Il caso più emblematico è quello della Provincia autonoma di Trento, che con una copertura del 75,2% tra i bambini di 5-8 anni registra il dato più alto d’Italia. Un risultato che conferma l’efficacia di campagne capillari e ben mirate, capaci di coinvolgere scuole e famiglie in un vero lavoro di squadra. Trento si propone così come modello di prevenzione, in netto contrasto con la vicina Bolzano, dove l’autonomia non basta a evitare il risultato peggiore del Paese: due territori a statuto speciale, due facce opposte della stessa medaglia.

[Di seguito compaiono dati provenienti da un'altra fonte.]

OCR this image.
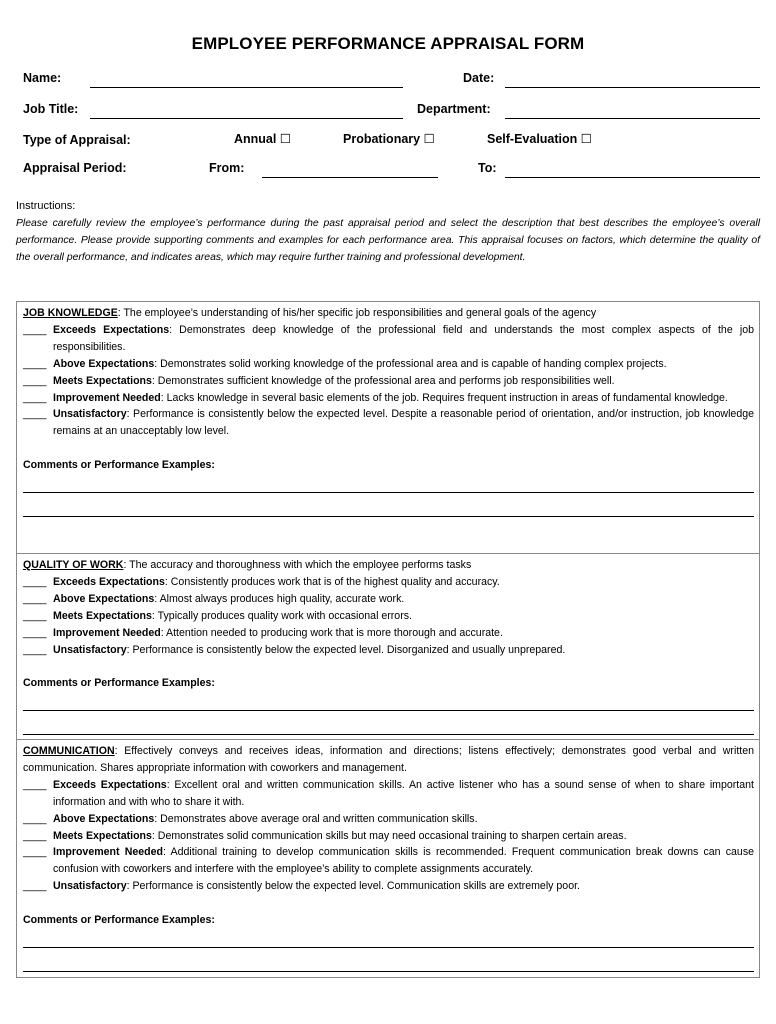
EMPLOYEE PERFORMANCE APPRAISAL FORM
Name:	Date:
Job Title:	Department:
Type of Appraisal:	Annual ☐	Probationary ☐	Self-Evaluation ☐
Appraisal Period:	From:	To:
Instructions:
Please carefully review the employee’s performance during the past appraisal period and select the description that best describes the employee’s overall performance. Please provide supporting comments and examples for each performance area. This appraisal focuses on factors, which determine the quality of the overall performance, and indicates areas, which may require further training and professional development.
JOB KNOWLEDGE: The employee’s understanding of his/her specific job responsibilities and general goals of the agency
____ Exceeds Expectations: Demonstrates deep knowledge of the professional field and understands the most complex aspects of the job responsibilities.
____ Above Expectations: Demonstrates solid working knowledge of the professional area and is capable of handing complex projects.
____ Meets Expectations: Demonstrates sufficient knowledge of the professional area and performs job responsibilities well.
____ Improvement Needed: Lacks knowledge in several basic elements of the job. Requires frequent instruction in areas of fundamental knowledge.
____ Unsatisfactory: Performance is consistently below the expected level. Despite a reasonable period of orientation, and/or instruction, job knowledge remains at an unacceptably low level.
Comments or Performance Examples:
QUALITY OF WORK: The accuracy and thoroughness with which the employee performs tasks
____ Exceeds Expectations: Consistently produces work that is of the highest quality and accuracy.
____ Above Expectations: Almost always produces high quality, accurate work.
____ Meets Expectations: Typically produces quality work with occasional errors.
____ Improvement Needed: Attention needed to producing work that is more thorough and accurate.
____ Unsatisfactory: Performance is consistently below the expected level. Disorganized and usually unprepared.
Comments or Performance Examples:
COMMUNICATION: Effectively conveys and receives ideas, information and directions; listens effectively; demonstrates good verbal and written communication. Shares appropriate information with coworkers and management.
____ Exceeds Expectations: Excellent oral and written communication skills. An active listener who has a sound sense of when to share important information and with who to share it with.
____ Above Expectations: Demonstrates above average oral and written communication skills.
____ Meets Expectations: Demonstrates solid communication skills but may need occasional training to sharpen certain areas.
____ Improvement Needed: Additional training to develop communication skills is recommended. Frequent communication break downs can cause confusion with coworkers and interfere with the employee’s ability to complete assignments accurately.
____ Unsatisfactory: Performance is consistently below the expected level. Communication skills are extremely poor.
Comments or Performance Examples:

Adulti, il buco nero del vaccino antinfluenzale
Se gli anziani restano il target prioritario e i bambini mostrano segnali di crescita, gli adulti tra i 18 e i 64 anni rappresentano il vero buco nero della campagna vaccinale. In questa fascia la copertura oscilla tra appena il 4% e il 12%, valori che segnalano un’adesione minima e disomogenea sul territorio. Considerando che parliamo di oltre 34 milioni di persone in Italia, significa che decine di milioni di cittadini affrontano ogni stagione influenzale senza alcuna protezione.
L’impatto di questo segmento poco protetto è decisivo. Gli adulti costituiscono la quota più ampia della popolazione e, restando fuori dal circuito vaccinale, trascinano verso il basso la media nazionale, ferma come detto al 19,6%. In pratica, anche se bambini e anziani migliorassero le proprie percentuali, senza un incremento significativo tra i 18-64 anni l’Italia non riuscirebbe a colmare il divario con il livello pandemico del 23,7% e resterebbe lontanissima dagli obiettivi Oms.